Staff walks out; NLRB does not intervene
It is astounding to me, even though I realize I’m in front of my laptop approximately fourteen hours a day, the extent to which my business is dependent on the good graces of the machine I am again typing on. Without it, there is very little I can accomplish in terms of my business. Oh, to be sure, I did finish up some gardening chores. And I walked to the farmers’ market on Sunday and got the first really tasty tomatoes I’ve had in a long time. But work? Not so much. Blogging? Not at all.
After many excruciating hours of telephone calls to Dell, Symantec, and Adobe, plus lengthy and complex correspondence with Microsoft, plus additional long hours of uninstalling software and reinstalling most of it, all my troubles were traced to, of all things, a hardware failure. We see them so rarely these days that the presumption is always user error, and so the troubleshooting guides always start with uninstalling and reinstalling software, putting the burden on us users. In fact, the test to check the hardware could have been done on my first call to Dell, would have taken less than five minutes (as it eventually took), and would have gotten my machine up and running four days earlier and in better condition than it is now. I am not happy about this (can you tell?).
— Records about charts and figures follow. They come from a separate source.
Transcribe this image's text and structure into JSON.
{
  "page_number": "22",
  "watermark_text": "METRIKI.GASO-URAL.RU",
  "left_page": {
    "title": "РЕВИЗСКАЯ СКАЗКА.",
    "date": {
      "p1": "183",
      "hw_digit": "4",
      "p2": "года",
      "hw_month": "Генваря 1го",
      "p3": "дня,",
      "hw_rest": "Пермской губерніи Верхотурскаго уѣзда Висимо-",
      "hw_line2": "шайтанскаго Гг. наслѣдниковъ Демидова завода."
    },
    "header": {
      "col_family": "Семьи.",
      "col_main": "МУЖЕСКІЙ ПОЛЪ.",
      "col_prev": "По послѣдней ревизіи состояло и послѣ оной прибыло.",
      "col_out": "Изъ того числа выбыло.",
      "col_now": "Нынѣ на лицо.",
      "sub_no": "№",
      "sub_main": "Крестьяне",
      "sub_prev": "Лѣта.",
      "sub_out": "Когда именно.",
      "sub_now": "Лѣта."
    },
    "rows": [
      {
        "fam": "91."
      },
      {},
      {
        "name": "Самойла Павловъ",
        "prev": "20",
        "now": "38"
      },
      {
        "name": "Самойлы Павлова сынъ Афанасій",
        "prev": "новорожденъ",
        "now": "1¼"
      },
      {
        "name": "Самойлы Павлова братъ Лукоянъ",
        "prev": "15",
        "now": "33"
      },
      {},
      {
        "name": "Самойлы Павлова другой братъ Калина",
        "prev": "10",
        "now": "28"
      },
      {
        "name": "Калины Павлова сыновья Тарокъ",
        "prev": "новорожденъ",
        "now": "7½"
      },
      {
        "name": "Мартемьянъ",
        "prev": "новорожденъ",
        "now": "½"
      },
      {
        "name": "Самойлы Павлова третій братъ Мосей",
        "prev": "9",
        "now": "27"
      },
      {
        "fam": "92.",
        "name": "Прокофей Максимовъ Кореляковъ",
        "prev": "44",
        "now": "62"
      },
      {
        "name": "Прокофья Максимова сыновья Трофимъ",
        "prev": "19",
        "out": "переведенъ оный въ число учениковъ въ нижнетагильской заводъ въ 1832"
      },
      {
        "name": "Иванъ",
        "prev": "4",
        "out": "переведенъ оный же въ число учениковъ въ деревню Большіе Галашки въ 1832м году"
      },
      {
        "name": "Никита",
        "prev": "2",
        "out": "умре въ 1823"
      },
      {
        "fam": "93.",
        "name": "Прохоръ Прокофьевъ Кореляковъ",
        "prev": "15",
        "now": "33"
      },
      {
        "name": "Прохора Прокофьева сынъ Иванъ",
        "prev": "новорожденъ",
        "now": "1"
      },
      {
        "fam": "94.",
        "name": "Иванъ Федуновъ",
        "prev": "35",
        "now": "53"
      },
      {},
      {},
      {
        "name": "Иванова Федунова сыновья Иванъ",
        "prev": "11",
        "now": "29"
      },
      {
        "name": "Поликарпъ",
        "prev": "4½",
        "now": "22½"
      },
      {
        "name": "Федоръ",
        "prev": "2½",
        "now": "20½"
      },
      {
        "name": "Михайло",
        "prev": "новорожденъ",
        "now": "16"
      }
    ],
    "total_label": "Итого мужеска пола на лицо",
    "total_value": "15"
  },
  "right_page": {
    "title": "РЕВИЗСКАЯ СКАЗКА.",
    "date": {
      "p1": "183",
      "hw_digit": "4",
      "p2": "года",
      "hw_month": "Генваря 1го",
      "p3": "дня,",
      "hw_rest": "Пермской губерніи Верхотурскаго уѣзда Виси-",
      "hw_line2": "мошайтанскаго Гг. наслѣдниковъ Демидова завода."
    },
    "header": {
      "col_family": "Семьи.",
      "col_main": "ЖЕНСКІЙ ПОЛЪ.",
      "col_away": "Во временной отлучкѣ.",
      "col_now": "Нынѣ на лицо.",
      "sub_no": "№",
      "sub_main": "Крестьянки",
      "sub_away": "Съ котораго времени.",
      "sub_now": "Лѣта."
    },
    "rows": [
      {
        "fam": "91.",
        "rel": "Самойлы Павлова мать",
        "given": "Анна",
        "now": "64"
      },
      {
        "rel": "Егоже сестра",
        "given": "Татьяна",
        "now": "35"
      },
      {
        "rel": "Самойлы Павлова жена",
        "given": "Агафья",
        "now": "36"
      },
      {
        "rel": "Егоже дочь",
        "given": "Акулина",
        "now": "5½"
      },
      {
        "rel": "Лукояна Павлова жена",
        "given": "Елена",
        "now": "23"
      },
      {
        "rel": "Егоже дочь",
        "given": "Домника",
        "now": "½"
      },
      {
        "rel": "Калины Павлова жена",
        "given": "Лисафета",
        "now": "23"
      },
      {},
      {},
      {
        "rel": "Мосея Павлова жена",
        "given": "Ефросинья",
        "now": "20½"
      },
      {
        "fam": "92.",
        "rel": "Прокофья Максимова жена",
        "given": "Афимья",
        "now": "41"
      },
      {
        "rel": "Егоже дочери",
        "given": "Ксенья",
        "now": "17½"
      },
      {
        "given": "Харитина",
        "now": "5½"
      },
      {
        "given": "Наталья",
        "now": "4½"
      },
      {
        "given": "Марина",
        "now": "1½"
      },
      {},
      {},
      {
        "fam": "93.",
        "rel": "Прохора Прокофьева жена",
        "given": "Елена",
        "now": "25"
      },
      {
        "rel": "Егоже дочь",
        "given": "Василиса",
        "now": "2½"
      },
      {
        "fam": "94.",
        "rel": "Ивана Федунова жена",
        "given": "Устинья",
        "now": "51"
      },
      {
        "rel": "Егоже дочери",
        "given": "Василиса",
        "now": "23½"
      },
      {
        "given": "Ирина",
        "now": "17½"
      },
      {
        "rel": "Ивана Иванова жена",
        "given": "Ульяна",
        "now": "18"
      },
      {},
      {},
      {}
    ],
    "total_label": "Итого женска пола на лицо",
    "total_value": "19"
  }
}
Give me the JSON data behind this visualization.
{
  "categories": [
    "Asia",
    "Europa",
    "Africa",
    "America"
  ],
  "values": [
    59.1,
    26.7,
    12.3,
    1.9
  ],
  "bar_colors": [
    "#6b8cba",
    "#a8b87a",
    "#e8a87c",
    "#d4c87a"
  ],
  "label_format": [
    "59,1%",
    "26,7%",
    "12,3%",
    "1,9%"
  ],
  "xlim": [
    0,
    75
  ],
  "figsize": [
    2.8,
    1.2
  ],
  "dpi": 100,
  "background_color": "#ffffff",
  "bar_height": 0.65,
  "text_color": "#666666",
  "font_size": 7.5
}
The good news is that I do back up client files. No work was lost. The bad news is that the major corporations we depend on to get through the computing day do not put enough thought into the design of fault trees. The result is untold millions of dollars of cost imposed on their customers—a real drag on the economy—that could be prevented easily enough with a simple change in attitude on the part of customer service managers.
Given the opportunity, technical writers are glad to work with technical support analysts to design fault trees from the user’s point of view. Clearly, though, they are not given the opportunity. Instead, troubleshooting systems always give the highest priority to shortening the phone call, not to solving the customer’s problem.
It’s a shame.
And my laptop? It still has scars and will until I decide to take three days to reformat the hard drive, reinstall all my software, apply a gazillion updates to all that software, and reload all my files from backup. Chances are I’ll procrastinate about that until push comes to shove.